|State funding for colleges vital|
Crain's Detroit Business
August 3, 2009
Michael A. Boulus, Executive Director, Presidents Council State Universities of Michigan
Keith Crain has joined the list of those who seem to have given up on the vision of Michigan as a great state and is ready to accept our current second-rate status.
That can be the only explanation for his recent column calling for cutbacks at our state's most important economic development engine, our public universities.
Tuition increases at our universities this decade have been driven by reductions in state support — reductions created by tax cuts put in place in the late 1990s. Those tax cuts have not created the economic prosperity promised, but have been the major driver of this decade's state fiscal crisis.
In fiscal year 2001, the state spent $1.615 billion on Michigan's public universities. In fiscal year 2008, that figure was $1.581 billion. If we had just adjusted the 2001 figure for inflation, the state would have spent $1.954 billion on higher education last year. Adjusted for the influx of students that Michigan universities have encouraged, and state funding should be well over $2 billion today, and tuition would be significantly lower.
State funding cuts have left public universities with two choices. They can become mediocre and lose the luster that has kept our best and brightest here and attracted the best minds in the world to our state. Or they can cut as much as they can but raise tuition as needed to keep their high quality, painful as that may be for some students.

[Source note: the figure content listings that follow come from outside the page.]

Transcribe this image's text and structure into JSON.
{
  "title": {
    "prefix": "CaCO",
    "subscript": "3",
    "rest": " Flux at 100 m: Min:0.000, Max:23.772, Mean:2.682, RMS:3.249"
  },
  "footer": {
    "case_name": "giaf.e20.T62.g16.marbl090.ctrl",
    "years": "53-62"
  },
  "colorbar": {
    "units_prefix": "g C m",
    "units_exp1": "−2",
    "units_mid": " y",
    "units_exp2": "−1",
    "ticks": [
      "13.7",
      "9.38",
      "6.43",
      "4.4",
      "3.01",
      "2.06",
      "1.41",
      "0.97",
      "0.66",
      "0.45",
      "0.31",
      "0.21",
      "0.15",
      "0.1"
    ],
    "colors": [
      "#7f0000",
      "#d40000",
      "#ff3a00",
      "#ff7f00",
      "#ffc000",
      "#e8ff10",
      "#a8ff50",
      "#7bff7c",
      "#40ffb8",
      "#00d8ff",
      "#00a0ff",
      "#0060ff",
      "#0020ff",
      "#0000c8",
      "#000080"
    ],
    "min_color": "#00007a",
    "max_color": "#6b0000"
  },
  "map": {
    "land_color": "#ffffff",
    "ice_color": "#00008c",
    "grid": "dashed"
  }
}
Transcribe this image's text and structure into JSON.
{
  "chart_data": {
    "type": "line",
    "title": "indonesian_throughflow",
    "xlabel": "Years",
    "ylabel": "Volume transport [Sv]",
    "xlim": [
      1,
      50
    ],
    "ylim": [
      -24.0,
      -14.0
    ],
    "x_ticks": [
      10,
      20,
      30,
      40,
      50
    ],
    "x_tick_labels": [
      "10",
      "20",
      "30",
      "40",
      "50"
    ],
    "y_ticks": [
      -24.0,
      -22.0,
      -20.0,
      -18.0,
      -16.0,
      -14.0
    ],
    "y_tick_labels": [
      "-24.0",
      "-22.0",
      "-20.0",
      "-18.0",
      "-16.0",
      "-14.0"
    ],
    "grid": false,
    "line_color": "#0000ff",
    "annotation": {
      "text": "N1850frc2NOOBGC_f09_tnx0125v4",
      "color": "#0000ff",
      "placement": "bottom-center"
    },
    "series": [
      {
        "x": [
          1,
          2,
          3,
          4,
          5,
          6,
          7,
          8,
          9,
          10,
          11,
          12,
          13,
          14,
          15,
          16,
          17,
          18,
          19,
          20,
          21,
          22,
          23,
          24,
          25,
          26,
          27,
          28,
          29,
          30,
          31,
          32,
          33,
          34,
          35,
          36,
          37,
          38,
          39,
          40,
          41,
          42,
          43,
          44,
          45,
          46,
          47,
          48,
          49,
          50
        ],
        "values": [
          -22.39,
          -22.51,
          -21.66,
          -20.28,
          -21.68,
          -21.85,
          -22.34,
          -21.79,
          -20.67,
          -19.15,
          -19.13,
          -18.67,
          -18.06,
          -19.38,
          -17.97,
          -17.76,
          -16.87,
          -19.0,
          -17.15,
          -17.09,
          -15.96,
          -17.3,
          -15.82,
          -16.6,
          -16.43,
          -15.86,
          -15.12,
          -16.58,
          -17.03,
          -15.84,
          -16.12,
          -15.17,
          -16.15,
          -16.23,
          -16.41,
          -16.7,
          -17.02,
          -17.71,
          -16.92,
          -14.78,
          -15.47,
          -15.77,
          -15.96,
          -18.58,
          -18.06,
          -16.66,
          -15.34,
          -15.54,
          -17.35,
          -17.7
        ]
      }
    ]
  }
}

Our university boards of directors and their management teams have decided it is more important to maintain excellence and prepare Michigan's workforce for the coming economic recovery — which will be driven by workers with four-year degrees — than to take the politically popular route of dismantling higher education.
Our state highway system, once highly regarded, tells us what happens when we stop paying for what we want. Public universities are even more vital to our state's economic transition than our freeways. Just as Crain's Detroit Business has supported new taxes for roads, it should be supporting additional investment for higher education — from any source possible.